Изменить размер шрифта - +
Диван стоял в углу, на него падала тень от настольной лампы. Наискосок от дивана, у самого окна, стоял письменный стол, и Кронго, прижавшись щекой к подушке, хорошо видел очерченный лучами лампы профиль матери, склонившейся над машинкой. Когда стук машинки прекращался, мать что-то непрерывно шептала себе под нос. Он лежал, почти уже засыпая, убаюканный стуком машинки, и пытался понять, что же шепчет мать в эти минуты, почему так яростно это бормотанье. Мать не замечала его, он понимал, что в эти минуты она совсем забывает о том, что он здесь. В движении материнских губ был целый мир, таинственный, недоступный ему, иногда он угадывал в них гнев, иногда — страх, иногда — растерянность. Он старался терпеть и не мешать матери, но иногда не выдерживал, любопытство пересиливало, и он спрашивал: «Мама, ты что?» Она вздрагивала, будто очнувшись, оборачивалась в его сторону, все еще шевеля губами, и каждый раз отвечала что-то незначащее, что-то вроде: «Маврик, ты же обещал спать» или «Маврик, давай я тебя укрою». Но иногда, даже не дожидаясь его вопросов, она говорила что-то всерьез, что-то, что выходило за пределы его понимания. Он помнит, как однажды она сказала с поразившей его, врезавшейся в память ненавистью: «Проклятье!.. Это — литературное донорство…» И он понимал, «литературное донорство» — это то, чем занимается сейчас мать. В этой ненависти жило многое, что он сразу понял, но прежде всего — отчаяние и жалоба. Он в тот момент засыпал, но переспросил сквозь сон: «Мама, что это такое?» — «Ты о чем?» — «Что такое — литературное донорство?» Мать обернулась, вглядываясь в него, потом засмеялась: «Спи».

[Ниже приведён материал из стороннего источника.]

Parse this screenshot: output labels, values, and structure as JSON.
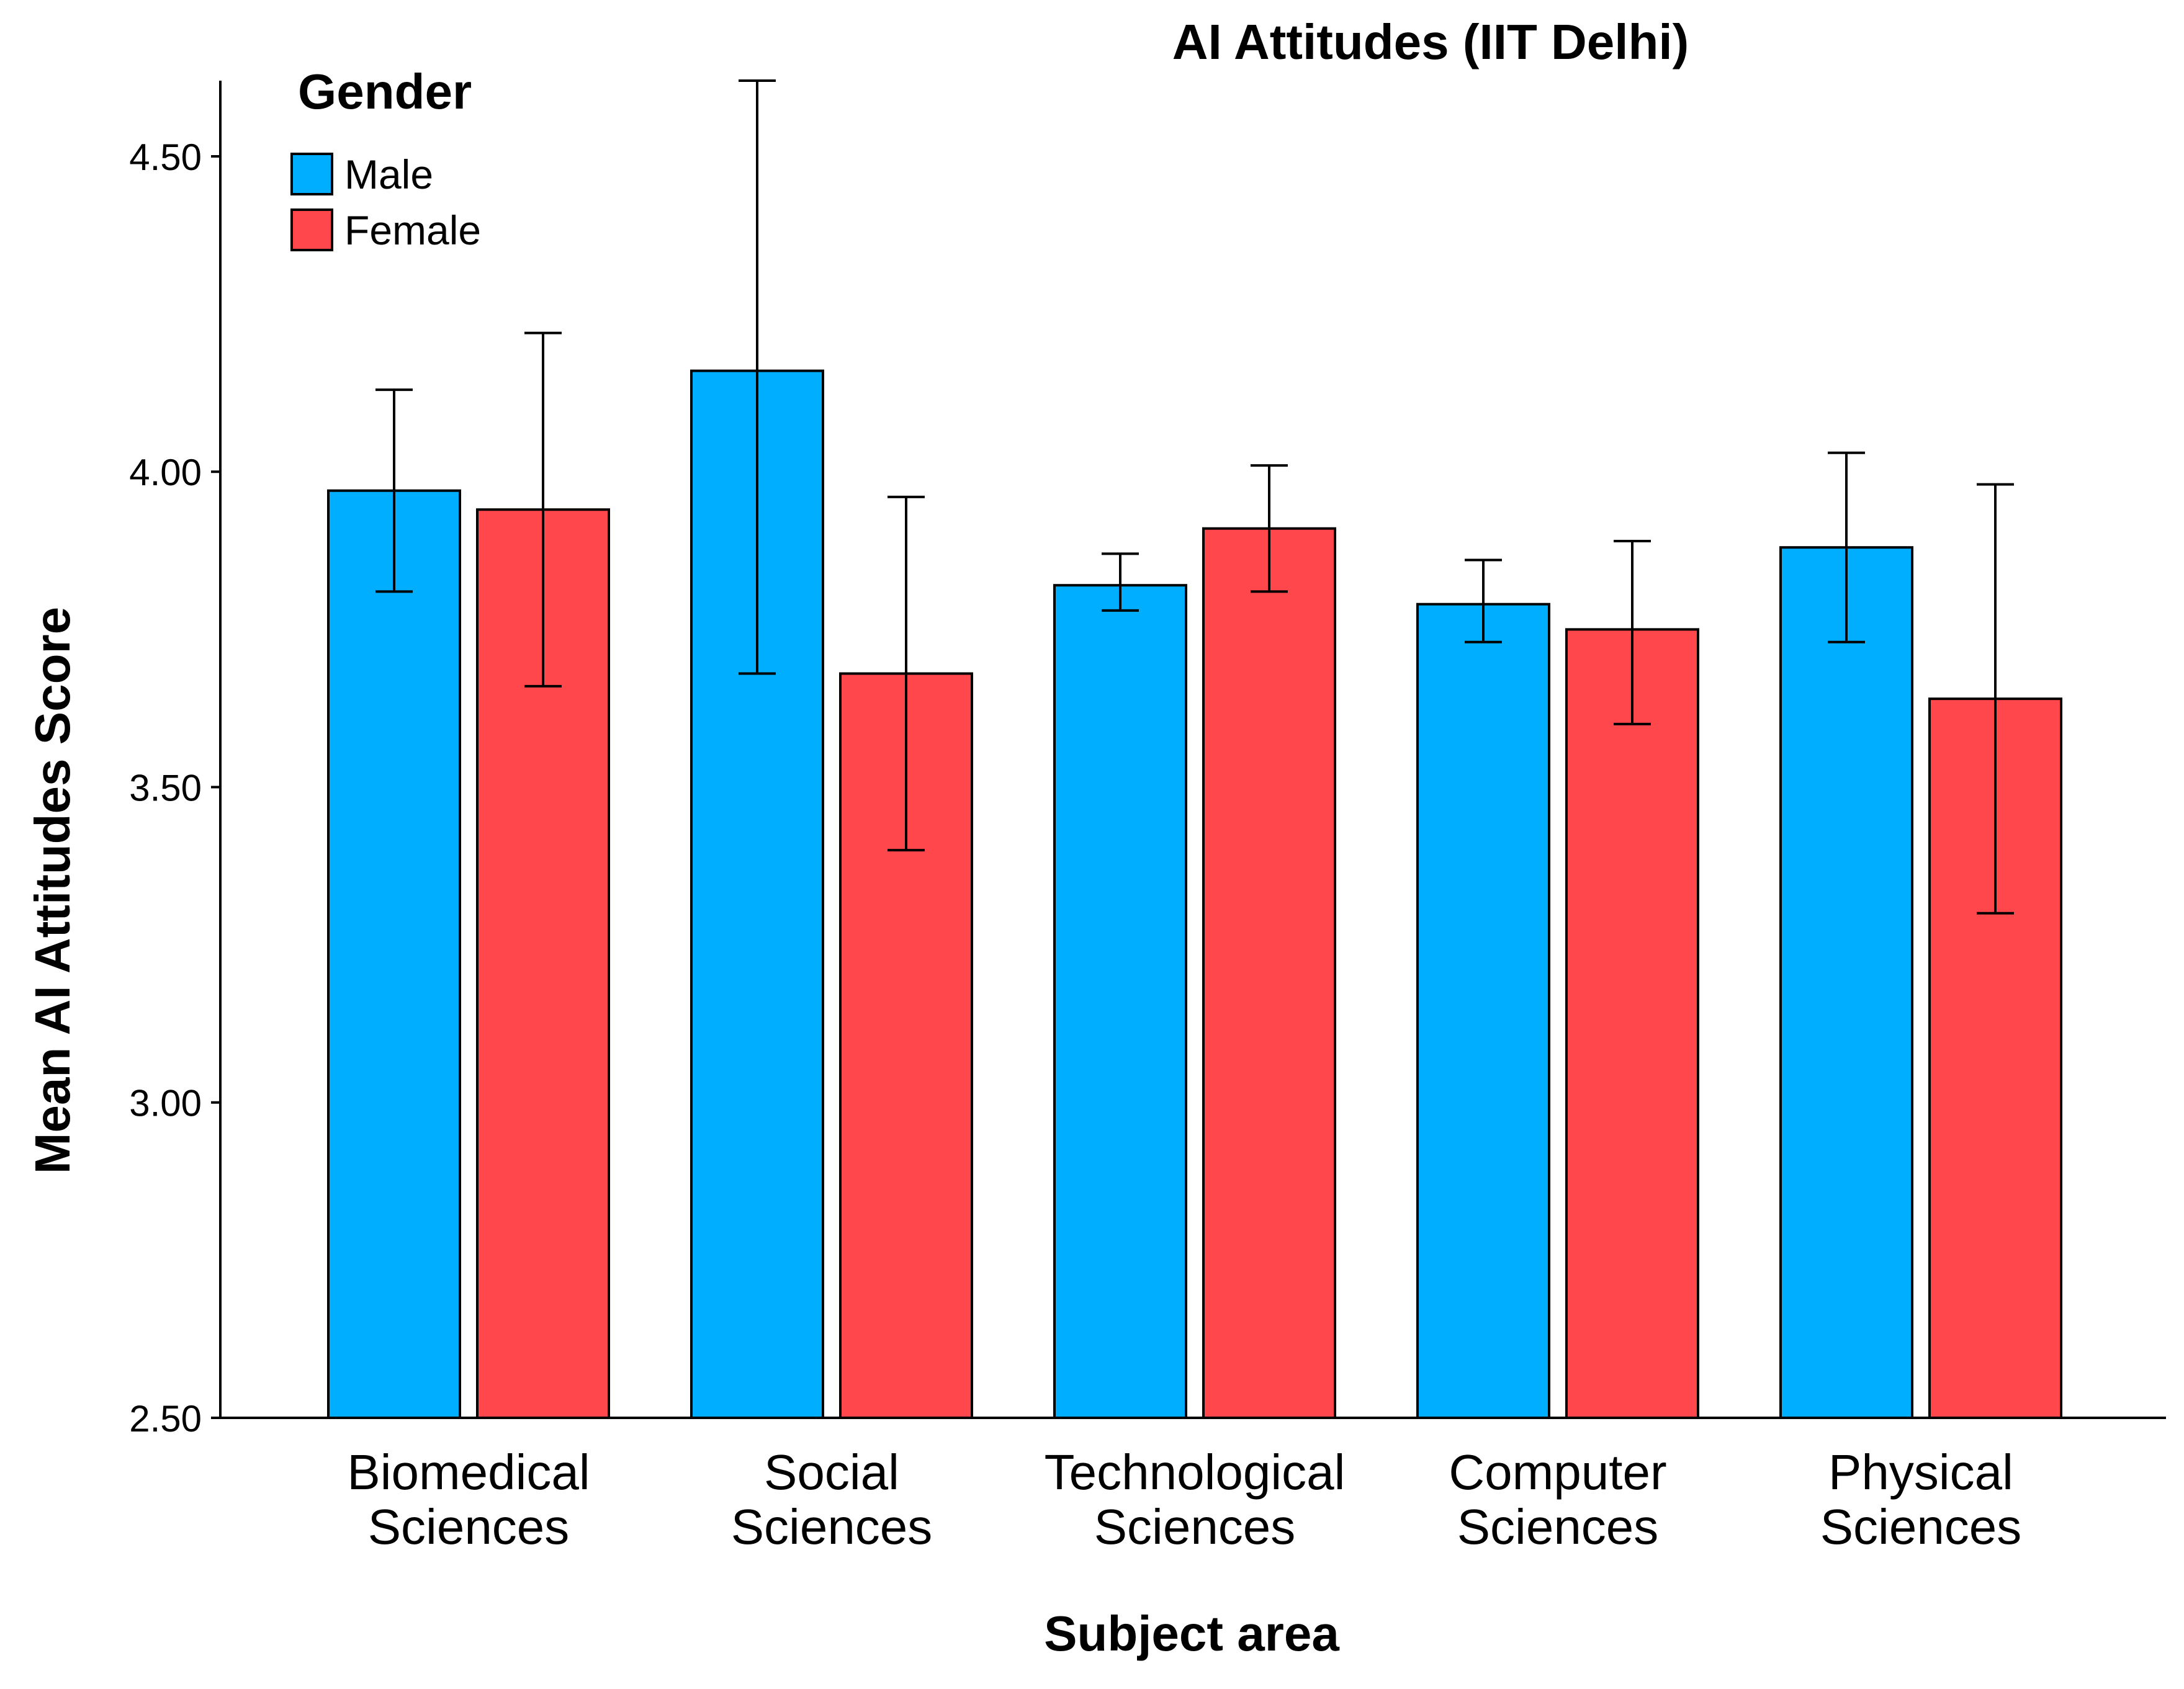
{
  "chart_data": {
    "type": "bar",
    "title": "AI Attitudes (IIT Delhi)",
    "xlabel": "Subject area",
    "ylabel": "Mean AI Attitudes Score",
    "ylim": [
      2.5,
      4.62
    ],
    "yticks": [
      2.5,
      3.0,
      3.5,
      4.0,
      4.5
    ],
    "ytick_labels": [
      "2.50",
      "3.00",
      "3.50",
      "4.00",
      "4.50"
    ],
    "categories": [
      [
        "Biomedical",
        "Sciences"
      ],
      [
        "Social",
        "Sciences"
      ],
      [
        "Technological",
        "Sciences"
      ],
      [
        "Computer",
        "Sciences"
      ],
      [
        "Physical",
        "Sciences"
      ]
    ],
    "legend": {
      "title": "Gender",
      "position": "top-left"
    },
    "series": [
      {
        "name": "Male",
        "color": "#00AEFF",
        "values": [
          3.97,
          4.16,
          3.82,
          3.79,
          3.88
        ],
        "error_low": [
          3.81,
          3.68,
          3.78,
          3.73,
          3.73
        ],
        "error_high": [
          4.13,
          4.62,
          3.87,
          3.86,
          4.03
        ]
      },
      {
        "name": "Female",
        "color": "#FF474C",
        "values": [
          3.94,
          3.68,
          3.91,
          3.75,
          3.64
        ],
        "error_low": [
          3.66,
          3.4,
          3.81,
          3.6,
          3.3
        ],
        "error_high": [
          4.22,
          3.96,
          4.01,
          3.89,
          3.98
        ]
      }
    ]
  }
}
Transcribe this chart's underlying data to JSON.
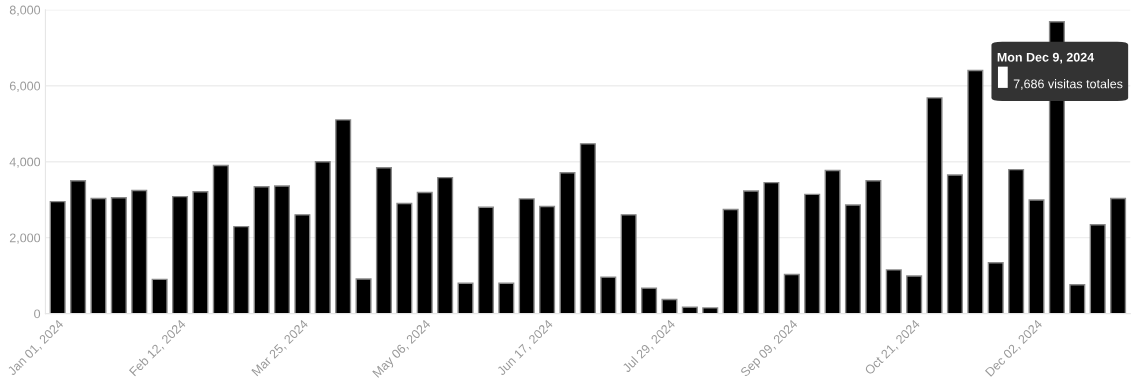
{
  "chart_data": {
    "type": "bar",
    "categories": [
      "Jan 01, 2024",
      null,
      null,
      null,
      null,
      null,
      "Feb 12, 2024",
      null,
      null,
      null,
      null,
      null,
      "Mar 25, 2024",
      null,
      null,
      null,
      null,
      null,
      "May 06, 2024",
      null,
      null,
      null,
      null,
      null,
      "Jun 17, 2024",
      null,
      null,
      null,
      null,
      null,
      "Jul 29, 2024",
      null,
      null,
      null,
      null,
      null,
      "Sep 09, 2024",
      null,
      null,
      null,
      null,
      null,
      "Oct 21, 2024",
      null,
      null,
      null,
      null,
      null,
      "Dec 02, 2024",
      null,
      null,
      null,
      null
    ],
    "values": [
      2950,
      3500,
      3030,
      3050,
      3240,
      900,
      3080,
      3210,
      3900,
      2290,
      3340,
      3360,
      2600,
      4000,
      5100,
      910,
      3840,
      2900,
      3190,
      3580,
      800,
      2800,
      800,
      3020,
      2820,
      3710,
      4470,
      960,
      2600,
      670,
      370,
      170,
      150,
      2740,
      3230,
      3450,
      1030,
      3140,
      3770,
      2860,
      3500,
      1150,
      990,
      5680,
      3650,
      6400,
      1340,
      3790,
      2990,
      7686,
      760,
      2340,
      3030
    ],
    "color": "#000000",
    "ylim": [
      0,
      8000
    ],
    "yticks": [
      0,
      {
        "value": 2000,
        "label": "2,000"
      },
      {
        "value": 4000,
        "label": "4,000"
      },
      {
        "value": 6000,
        "label": "6,000"
      },
      {
        "value": 8000,
        "label": "8,000"
      }
    ],
    "grid": "y",
    "annotations": [
      "Mon Dec 9, 2024",
      "7,686 visitas totales"
    ]
  }
}
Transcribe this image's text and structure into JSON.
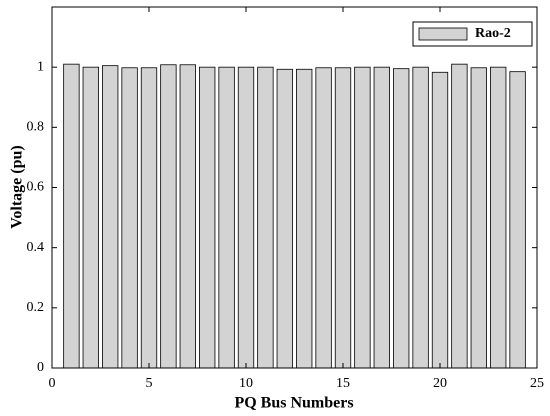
{
  "chart_data": {
    "type": "bar",
    "x_label": "PQ Bus Numbers",
    "y_label": "Voltage (pu)",
    "x": [
      1,
      2,
      3,
      4,
      5,
      6,
      7,
      8,
      9,
      10,
      11,
      12,
      13,
      14,
      15,
      16,
      17,
      18,
      19,
      20,
      21,
      22,
      23,
      24
    ],
    "series": [
      {
        "name": "Rao-2",
        "color": "#d3d3d3",
        "values": [
          1.01,
          1.0,
          1.005,
          0.998,
          0.998,
          1.008,
          1.008,
          1.0,
          1.0,
          1.0,
          1.0,
          0.993,
          0.993,
          0.998,
          0.998,
          1.0,
          1.0,
          0.995,
          1.0,
          0.983,
          1.01,
          0.998,
          1.0,
          0.985
        ]
      }
    ],
    "xlim": [
      0,
      25
    ],
    "xticks": [
      0,
      5,
      10,
      15,
      20,
      25
    ],
    "ylim": [
      0,
      1.2
    ],
    "yticks": [
      0,
      0.2,
      0.4,
      0.6,
      0.8,
      1
    ],
    "legend": "upper right",
    "grid": false
  }
}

Сейчас, вспоминая эти слова, он подумал — сам он не знал никакого донорства, ни литературного, ни какого-нибудь другого. Он был благополучен — почти во всем. Да, пожалуй. Может быть, потому, что в нем жило неприятие того, что преследовало мать в ее судьбе, — ее неудач, излишней горячности, даже — исступленности в пристрастиях. Он всегда отличался спокойствием, уравновешенностью. Ему везло — какими бы, как он думал, неудачниками ни были его отец и мать. А может быть — именно поэтому они и принесли ему вот эту уверенность. Может быть, судьба решила в нем возместить то, что не было отпущено предыдущему поколению. И он, совсем не желавший преуспеть, преуспел, профессия отца стала делом его жизни. И ко всему прочему — в ней он получил от природы то, чего не хватало отцу. Неудачи же матери, ее несчастья возместил в себе тем, что ни разу и никому не позволил отобрать у себя то, что завоевал.

Сейчас, вспоминая детство и юность, он понимает — детство его было радостным, отрочество спокойным, а юность удачливой.

Нет — сейчас он не упрекает себя в том, что был таким, что не ждал слишком многого, редко что принимал близко к сердцу, всегда чувствовал данную ему от природы уверенность.

 

Потом возникало воспоминание, которое было совсем не важным, но помогало что-то прояснить в этом странном ощущении — кем же был его отец. Упрямцем? Если говорить о том, что он затеял, — почти безумцем? Или действительно в борьбе отца с Генералом им двигала странная, в своем отчаянном упрямстве казавшаяся бессмысленной потребность в справедливости? Ведь отец отлично знал, что потери — в том случае, если Гугенотка обойдет Корвета, — будут гораздо большими, чем приобретения. Все знали, что значил в те дни Генерал. Бороться с ним, да еще пытаться обхитрить, — было бессмысленно. И это понимали все — кроме отца. «Сынок, пойми, я хочу получить Приз. Я имею полное право на Приз. Не меньшее, чем кто-то другой».

Кронго хорошо помнит, как Генерал приезжал на ипподром.